Suppose you are given a finite abelian group $G$ represented by a (square) matrix $M$, that is $$G \cong \mathbb{Z}^n /M \cong \mathbb{Z}^n /S, $$ where $S$ is the Smith normal form of $M$.
My question is, given an element $v$ of $G$ written as a vector $v \in \mathbb{Z}^n$ (seen as a vector in the cokernel of $M$), how can it be transformed in a vector $v'\in \mathbb{Z}^n$ in the cokernel of $S$?
The transformation you're looking for is simply $v'=Pv$, where $PMQ=S$ is the Smith decomposition of $S$ : $P,Q$ are invertible and $S$ is diagonal with each diagonal coefficient dividing the next.

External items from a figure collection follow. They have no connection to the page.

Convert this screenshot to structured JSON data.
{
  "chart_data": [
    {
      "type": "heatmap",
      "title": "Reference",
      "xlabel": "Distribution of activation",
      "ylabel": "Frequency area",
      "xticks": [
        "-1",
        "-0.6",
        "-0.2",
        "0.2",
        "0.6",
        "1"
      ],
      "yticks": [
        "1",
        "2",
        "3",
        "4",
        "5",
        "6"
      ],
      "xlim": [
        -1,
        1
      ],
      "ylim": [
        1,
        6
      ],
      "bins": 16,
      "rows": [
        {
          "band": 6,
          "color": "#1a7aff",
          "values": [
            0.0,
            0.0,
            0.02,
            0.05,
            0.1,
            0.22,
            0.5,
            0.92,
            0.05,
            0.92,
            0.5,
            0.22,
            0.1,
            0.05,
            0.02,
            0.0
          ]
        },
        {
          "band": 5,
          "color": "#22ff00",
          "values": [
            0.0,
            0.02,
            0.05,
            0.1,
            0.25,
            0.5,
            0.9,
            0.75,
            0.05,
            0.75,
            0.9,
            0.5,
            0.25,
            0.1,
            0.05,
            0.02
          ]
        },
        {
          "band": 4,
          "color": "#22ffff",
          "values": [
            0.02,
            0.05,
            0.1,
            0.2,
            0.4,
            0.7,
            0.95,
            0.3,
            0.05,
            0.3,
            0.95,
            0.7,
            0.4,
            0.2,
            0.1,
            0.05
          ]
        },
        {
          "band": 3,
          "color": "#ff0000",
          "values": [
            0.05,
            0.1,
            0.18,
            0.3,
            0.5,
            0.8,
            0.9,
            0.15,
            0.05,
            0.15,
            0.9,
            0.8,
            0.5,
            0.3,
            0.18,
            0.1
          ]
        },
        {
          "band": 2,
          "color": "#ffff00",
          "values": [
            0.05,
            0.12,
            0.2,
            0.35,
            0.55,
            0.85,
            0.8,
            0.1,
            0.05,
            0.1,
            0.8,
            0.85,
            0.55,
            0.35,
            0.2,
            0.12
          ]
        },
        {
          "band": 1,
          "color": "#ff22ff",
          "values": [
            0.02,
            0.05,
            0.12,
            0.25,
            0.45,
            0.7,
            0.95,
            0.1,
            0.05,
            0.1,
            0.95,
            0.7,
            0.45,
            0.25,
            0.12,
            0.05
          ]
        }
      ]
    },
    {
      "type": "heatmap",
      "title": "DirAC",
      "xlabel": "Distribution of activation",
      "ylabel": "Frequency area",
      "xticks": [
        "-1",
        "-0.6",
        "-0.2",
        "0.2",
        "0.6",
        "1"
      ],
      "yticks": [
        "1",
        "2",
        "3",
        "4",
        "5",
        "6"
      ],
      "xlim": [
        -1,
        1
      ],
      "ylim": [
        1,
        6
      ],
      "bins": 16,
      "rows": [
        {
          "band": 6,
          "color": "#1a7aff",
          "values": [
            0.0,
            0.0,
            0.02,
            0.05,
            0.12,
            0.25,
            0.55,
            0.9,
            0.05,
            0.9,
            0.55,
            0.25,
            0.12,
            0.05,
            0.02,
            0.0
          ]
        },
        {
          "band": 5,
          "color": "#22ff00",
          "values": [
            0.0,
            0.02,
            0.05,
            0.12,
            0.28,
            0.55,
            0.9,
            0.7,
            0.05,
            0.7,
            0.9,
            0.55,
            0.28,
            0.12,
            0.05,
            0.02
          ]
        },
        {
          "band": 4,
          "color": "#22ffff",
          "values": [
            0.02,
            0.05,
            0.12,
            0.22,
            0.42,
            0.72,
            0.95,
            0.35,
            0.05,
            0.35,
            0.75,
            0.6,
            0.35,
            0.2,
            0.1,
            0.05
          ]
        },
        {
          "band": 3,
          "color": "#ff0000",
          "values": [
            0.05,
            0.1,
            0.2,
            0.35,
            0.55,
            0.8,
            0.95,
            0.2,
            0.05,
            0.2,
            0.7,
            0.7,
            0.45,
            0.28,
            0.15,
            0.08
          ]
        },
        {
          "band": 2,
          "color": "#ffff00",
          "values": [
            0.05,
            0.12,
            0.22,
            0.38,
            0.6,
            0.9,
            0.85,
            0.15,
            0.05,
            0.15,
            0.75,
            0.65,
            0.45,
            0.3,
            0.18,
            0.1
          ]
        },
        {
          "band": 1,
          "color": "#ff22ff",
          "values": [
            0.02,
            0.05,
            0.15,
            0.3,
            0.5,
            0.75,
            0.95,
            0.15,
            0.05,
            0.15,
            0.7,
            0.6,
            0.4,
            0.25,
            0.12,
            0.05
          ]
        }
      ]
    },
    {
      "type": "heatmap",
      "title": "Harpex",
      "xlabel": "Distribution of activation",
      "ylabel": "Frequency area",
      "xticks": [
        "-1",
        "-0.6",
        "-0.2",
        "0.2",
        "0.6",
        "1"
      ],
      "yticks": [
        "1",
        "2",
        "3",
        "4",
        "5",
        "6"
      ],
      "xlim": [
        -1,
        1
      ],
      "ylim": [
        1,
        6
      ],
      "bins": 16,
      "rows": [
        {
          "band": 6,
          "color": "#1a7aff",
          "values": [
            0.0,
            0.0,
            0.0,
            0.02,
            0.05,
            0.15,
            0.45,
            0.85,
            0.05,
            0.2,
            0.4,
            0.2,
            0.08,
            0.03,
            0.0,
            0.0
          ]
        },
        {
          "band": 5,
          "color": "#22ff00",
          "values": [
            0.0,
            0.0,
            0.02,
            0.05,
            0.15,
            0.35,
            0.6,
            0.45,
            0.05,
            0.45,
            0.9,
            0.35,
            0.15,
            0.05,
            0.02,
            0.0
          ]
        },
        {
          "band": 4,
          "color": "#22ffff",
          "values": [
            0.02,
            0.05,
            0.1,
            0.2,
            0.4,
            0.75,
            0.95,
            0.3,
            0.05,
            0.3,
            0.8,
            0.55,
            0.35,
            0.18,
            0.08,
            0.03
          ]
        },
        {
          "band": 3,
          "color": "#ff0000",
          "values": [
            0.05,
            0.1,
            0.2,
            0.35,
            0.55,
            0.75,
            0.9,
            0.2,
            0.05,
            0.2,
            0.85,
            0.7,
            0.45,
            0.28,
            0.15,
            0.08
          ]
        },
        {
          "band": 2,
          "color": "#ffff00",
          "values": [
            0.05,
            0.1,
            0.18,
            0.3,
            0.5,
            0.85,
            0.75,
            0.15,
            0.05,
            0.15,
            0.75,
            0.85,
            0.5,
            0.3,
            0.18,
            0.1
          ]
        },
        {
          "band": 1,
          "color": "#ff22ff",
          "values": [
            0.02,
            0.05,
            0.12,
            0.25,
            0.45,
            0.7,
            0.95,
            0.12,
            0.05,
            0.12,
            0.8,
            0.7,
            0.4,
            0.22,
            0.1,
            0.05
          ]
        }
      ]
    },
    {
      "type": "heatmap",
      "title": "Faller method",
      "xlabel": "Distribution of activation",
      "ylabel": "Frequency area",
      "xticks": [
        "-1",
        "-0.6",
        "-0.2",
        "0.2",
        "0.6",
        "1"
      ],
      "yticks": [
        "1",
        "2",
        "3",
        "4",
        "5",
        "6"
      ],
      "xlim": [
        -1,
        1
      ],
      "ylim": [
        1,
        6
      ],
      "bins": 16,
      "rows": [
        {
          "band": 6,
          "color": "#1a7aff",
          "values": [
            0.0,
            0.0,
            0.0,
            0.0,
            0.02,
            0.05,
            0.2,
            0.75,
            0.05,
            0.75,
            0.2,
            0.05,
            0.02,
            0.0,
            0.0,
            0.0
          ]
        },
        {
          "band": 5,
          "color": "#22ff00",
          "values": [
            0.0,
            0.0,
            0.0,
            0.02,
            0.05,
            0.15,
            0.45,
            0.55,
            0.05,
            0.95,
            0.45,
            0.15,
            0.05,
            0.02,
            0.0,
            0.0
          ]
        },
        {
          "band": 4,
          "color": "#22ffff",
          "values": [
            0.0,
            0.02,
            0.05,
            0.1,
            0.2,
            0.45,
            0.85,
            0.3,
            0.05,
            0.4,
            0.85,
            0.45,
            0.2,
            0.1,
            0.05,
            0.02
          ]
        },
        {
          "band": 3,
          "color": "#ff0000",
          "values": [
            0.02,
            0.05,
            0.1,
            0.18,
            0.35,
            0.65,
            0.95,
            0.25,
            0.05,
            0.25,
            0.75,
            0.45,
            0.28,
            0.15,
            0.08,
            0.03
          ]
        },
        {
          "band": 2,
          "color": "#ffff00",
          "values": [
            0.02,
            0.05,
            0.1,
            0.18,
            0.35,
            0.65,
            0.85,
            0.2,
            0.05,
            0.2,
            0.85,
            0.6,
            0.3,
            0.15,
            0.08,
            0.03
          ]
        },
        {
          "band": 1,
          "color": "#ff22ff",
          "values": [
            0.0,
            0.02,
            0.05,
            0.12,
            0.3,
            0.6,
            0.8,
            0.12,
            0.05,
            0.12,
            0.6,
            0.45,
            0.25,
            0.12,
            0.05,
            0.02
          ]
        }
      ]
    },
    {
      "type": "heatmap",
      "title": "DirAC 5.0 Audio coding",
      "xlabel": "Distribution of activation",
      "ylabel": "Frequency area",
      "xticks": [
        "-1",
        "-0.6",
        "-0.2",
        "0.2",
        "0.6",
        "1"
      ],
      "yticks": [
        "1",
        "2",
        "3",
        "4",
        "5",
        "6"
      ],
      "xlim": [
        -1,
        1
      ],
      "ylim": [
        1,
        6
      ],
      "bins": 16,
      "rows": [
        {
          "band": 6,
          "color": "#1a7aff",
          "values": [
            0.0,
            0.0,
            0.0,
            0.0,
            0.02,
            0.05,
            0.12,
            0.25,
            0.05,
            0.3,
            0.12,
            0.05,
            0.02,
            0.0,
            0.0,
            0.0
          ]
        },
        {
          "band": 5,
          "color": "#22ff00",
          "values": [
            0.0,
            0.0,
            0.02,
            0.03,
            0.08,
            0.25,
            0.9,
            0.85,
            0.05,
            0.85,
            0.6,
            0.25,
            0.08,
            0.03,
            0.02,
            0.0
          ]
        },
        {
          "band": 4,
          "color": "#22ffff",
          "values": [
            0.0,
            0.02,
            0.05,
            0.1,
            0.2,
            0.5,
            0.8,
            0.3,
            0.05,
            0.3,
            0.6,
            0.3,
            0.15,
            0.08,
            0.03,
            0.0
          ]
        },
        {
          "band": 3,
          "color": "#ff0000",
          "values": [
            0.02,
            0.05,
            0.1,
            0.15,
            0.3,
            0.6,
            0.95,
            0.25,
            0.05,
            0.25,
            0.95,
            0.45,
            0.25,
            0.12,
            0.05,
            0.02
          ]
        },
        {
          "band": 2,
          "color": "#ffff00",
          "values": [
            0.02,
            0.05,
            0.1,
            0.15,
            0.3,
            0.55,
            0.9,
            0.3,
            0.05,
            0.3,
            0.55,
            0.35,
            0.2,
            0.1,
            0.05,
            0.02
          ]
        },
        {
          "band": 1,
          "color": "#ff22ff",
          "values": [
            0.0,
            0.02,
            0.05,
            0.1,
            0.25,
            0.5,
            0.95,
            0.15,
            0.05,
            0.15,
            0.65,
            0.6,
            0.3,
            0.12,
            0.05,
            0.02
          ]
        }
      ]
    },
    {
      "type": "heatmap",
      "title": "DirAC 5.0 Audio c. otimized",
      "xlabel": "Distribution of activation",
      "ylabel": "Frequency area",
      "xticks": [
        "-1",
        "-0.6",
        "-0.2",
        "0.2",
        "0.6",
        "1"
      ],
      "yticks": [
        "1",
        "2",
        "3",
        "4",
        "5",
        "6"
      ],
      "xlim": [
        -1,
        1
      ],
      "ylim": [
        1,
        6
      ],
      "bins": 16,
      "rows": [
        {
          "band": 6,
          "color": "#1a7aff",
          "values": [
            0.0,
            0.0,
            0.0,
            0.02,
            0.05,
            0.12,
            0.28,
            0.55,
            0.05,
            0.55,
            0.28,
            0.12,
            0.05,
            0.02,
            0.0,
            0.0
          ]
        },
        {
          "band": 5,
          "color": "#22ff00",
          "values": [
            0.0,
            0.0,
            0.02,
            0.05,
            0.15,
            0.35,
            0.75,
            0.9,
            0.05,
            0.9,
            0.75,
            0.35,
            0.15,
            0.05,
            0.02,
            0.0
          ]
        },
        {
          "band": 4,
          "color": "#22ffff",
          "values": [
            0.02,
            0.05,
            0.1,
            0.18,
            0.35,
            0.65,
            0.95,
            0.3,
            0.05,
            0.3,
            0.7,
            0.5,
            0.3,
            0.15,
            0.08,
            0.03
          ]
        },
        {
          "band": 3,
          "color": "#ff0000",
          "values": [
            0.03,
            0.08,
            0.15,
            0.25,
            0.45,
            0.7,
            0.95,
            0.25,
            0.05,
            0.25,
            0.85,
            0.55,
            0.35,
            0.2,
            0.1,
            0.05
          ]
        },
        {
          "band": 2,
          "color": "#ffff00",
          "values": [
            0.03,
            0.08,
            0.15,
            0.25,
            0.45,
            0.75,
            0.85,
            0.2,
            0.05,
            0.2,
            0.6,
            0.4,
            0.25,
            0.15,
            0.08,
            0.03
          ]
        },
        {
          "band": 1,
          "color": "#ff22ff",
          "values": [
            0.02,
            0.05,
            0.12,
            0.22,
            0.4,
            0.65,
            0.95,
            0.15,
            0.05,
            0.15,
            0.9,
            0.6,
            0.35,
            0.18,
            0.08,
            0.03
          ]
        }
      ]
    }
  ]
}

Let $g\in G$. If we present $G$ as $\frac{{\mathbb Z}^n}{M{\mathbb Z}^n}$, we see that $g$ is represented by a coset $m=v+M{\mathbb Z}^n$ for some $v\in {\mathbb Z}^n$. Then :
$$ \begin{array}{lcl} m &=& v+M{\mathbb Z}^n \\ &=& v+P^{-1}SQ^{-1}{\mathbb Z}^n \\ &=& v+P^{-1}S{\mathbb Z}^n \ (\textrm{because}\ Q \ \textrm{is invertible}) \\ &=& P^{-1}Pv+P^{-1}S{\mathbb Z}^n \\ &=& P^{-1}(Pv+S{\mathbb Z}^n) \\ &=& P^{-1}(v'+S{\mathbb Z}^n) \\ \end{array} $$
Note that the two cosets, $v+M{\mathbb Z}^n$ and $v'+S{\mathbb Z}^n$ are not equal but they are related by the isomorphism $P^{-1}$.